2. IN SQL statement should not contain too many values

mysql will put the values contained in in the array and sort the array. If the number is too large, it will lead to too much consumption

3. The select statement must indicate the field name

  • SELECT * increases a lot of unnecessary consumption (CPU, IO, memory, network bandwidth);
  • Reduce the possibility of using overlay index;

4. When only one piece of data is needed, use limit 1

  • limit can stop full table scanning

As follows, the table of 100 million data is displayed in seconds

mysql> select * from tbiguser limit 1 \G;
*************************** 1. row ***************************
       id: 1
 nickname: zy1
loginname: zhaoyun1
      age: 23
      sex: 1
   status: 1
  address: beijing
1 row in set (0.00 sec)

5. Sorting field

Not indexed as follows:

  • Extra is Using filesort. The query results need additional sorting. The small amount of data is in memory, and the large amount is on disk
  • type is All level, full table scanning.
mysql> explain select loginname from tbiguser order by loginname \G;
*************************** 1. row ***************************
           id: 1
  select_type: SIMPLE
        table: tbiguser
         type: ALL
possible_keys: NULL
          key: NULL
      key_len: NULL
          ref: NULL
         rows: 10953837
        Extra: Using filesort
1 row in set (0.00 sec)

Add the index as follows:

  • using index: indicates that the query needs to pass the index, and the index can meet the required data
  • Index: refers to index based full table scanning. First scan the index and then scan the full table data
//Create index
mysql> create index loginname on tbiguser(loginname);

mysql> explain select loginname from tbiguser order by loginname \G;
*************************** 1. row ***************************
           id: 1
  select_type: SIMPLE
        table: tbiguser
         type: index
possible_keys: NULL
          key: loginname1
      key_len: 768
          ref: NULL
         rows: 11162611
        Extra: Using index
1 row in set (0.00 sec)

The time difference between the two queries is also very large. Without index, my direct memory is insufficient. If index is added, it will take 12 seconds. You can go down and try it yourself.
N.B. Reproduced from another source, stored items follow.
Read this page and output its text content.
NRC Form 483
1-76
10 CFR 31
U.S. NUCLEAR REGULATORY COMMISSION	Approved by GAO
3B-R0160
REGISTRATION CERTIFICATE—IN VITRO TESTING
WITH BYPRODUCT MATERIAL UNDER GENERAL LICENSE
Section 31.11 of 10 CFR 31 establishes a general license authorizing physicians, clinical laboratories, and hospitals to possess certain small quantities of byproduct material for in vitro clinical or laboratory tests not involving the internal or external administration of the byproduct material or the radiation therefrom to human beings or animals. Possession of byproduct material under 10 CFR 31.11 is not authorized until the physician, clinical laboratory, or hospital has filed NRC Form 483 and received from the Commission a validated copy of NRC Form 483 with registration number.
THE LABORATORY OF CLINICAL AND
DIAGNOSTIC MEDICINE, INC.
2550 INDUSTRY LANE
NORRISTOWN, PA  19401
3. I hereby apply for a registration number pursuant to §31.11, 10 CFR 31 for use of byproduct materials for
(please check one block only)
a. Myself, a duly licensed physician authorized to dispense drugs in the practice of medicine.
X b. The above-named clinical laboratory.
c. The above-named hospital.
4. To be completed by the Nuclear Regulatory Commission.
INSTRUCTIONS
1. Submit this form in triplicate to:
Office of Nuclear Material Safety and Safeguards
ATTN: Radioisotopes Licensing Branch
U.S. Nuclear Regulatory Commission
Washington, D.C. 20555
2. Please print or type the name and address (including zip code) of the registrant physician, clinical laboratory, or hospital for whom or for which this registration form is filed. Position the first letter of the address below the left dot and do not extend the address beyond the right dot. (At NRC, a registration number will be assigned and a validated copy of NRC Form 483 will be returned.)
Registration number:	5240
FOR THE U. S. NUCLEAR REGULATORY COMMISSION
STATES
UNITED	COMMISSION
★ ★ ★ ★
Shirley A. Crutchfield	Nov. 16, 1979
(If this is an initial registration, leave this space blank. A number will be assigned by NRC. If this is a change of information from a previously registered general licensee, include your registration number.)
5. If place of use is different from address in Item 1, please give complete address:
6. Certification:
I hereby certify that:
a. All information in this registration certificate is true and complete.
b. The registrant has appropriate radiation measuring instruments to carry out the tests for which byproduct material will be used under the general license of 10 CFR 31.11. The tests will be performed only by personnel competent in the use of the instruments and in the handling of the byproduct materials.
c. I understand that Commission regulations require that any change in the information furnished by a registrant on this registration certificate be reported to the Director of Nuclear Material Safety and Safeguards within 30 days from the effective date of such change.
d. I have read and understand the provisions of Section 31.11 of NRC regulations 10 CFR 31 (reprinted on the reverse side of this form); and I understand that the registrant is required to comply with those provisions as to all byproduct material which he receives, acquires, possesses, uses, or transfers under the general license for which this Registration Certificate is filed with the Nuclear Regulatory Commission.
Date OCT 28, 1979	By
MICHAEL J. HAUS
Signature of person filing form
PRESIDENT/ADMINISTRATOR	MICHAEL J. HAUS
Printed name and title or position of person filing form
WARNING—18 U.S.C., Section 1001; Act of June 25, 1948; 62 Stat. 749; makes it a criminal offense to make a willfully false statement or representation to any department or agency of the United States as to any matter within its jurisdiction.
6. Index shall be added to the where condition

Unindexed query:

mysql> select nickname from tbiguser where nickname='zy1000000' \G;
*************************** 1. row ***************************
nickname: zy1000000
*************************** 2. row ***************************
nickname: zy1000000
2 rows in set (9.20 sec)

The query time without index is 9.20 seconds, which is quite long

Indexed query:

mysql> create index nickname1 on  tbiguser(nickname);
Query OK, 0 rows affected (57.28 sec)
Records: 0  Duplicates: 0  Warnings: 0

mysql> select nickname from tbiguser where nickname='zy1000000' \G;
*************************** 1. row ***************************
nickname: zy1000000
*************************** 2. row ***************************
nickname: zy1000000
2 rows in set (0.00 sec)

The data is out of seconds.

Take a look at the explain execution plan below. Its type type is ref level, which means that the non unique index is used for single value query. This is the index with the best effect

mysql> explain select nickname from tbiguser where nickname='zy8888888' \G;
*************************** 1. row ***************************
           id: 1
  select_type: SIMPLE
        table: tbiguser
         type: ref
possible_keys: nickname1
          key: nickname1
      key_len: 768
          ref: const
         rows: 1
        Extra: Using where; Using index
1 row in set (0.00 sec)

7. If or is used, the conditions on both sides of or need to be indexed

If one of the fields on both sides of or is not an index field, the query will not go through the index

As follows, we have indexed nickName and loginname respectively. As follows, we use or to query.

mysql> select * from tbiguser where nickname='zy8888888' or loginname='zy7777777';
+----------+-----------+----------------+------+------+--------+---------+
| id       | nickname  | loginname      | age  | sex  | status | address |
+----------+-----------+----------------+------+------+--------+---------+
| 10888888 | zy8888888 | zhaoyun8888888 |   23 | 1    |      1 | beijing |
+----------+-----------+----------------+------+------+--------+---------+
1 row in set (0.01 sec)

Basically reached the second out.

Let's delete the index of nickname. What is the effect?

mysql> select * from tbiguser where nickname='zy8888888' or loginname='zy7777777';
+----------+-----------+----------------+------+------+--------+---------+
| id       | nickname  | loginname      | age  | sex  | status | address |
+----------+-----------+----------------+------+------+--------+---------+
| 10888888 | zy8888888 | zhaoyun8888888 |   23 | 1    |      1 | beijing |
+----------+-----------+----------------+------+------+--------+---------+
1 row in set (10.64 sec)

The index failed, and the query time reached 10.64, which was quite a long time.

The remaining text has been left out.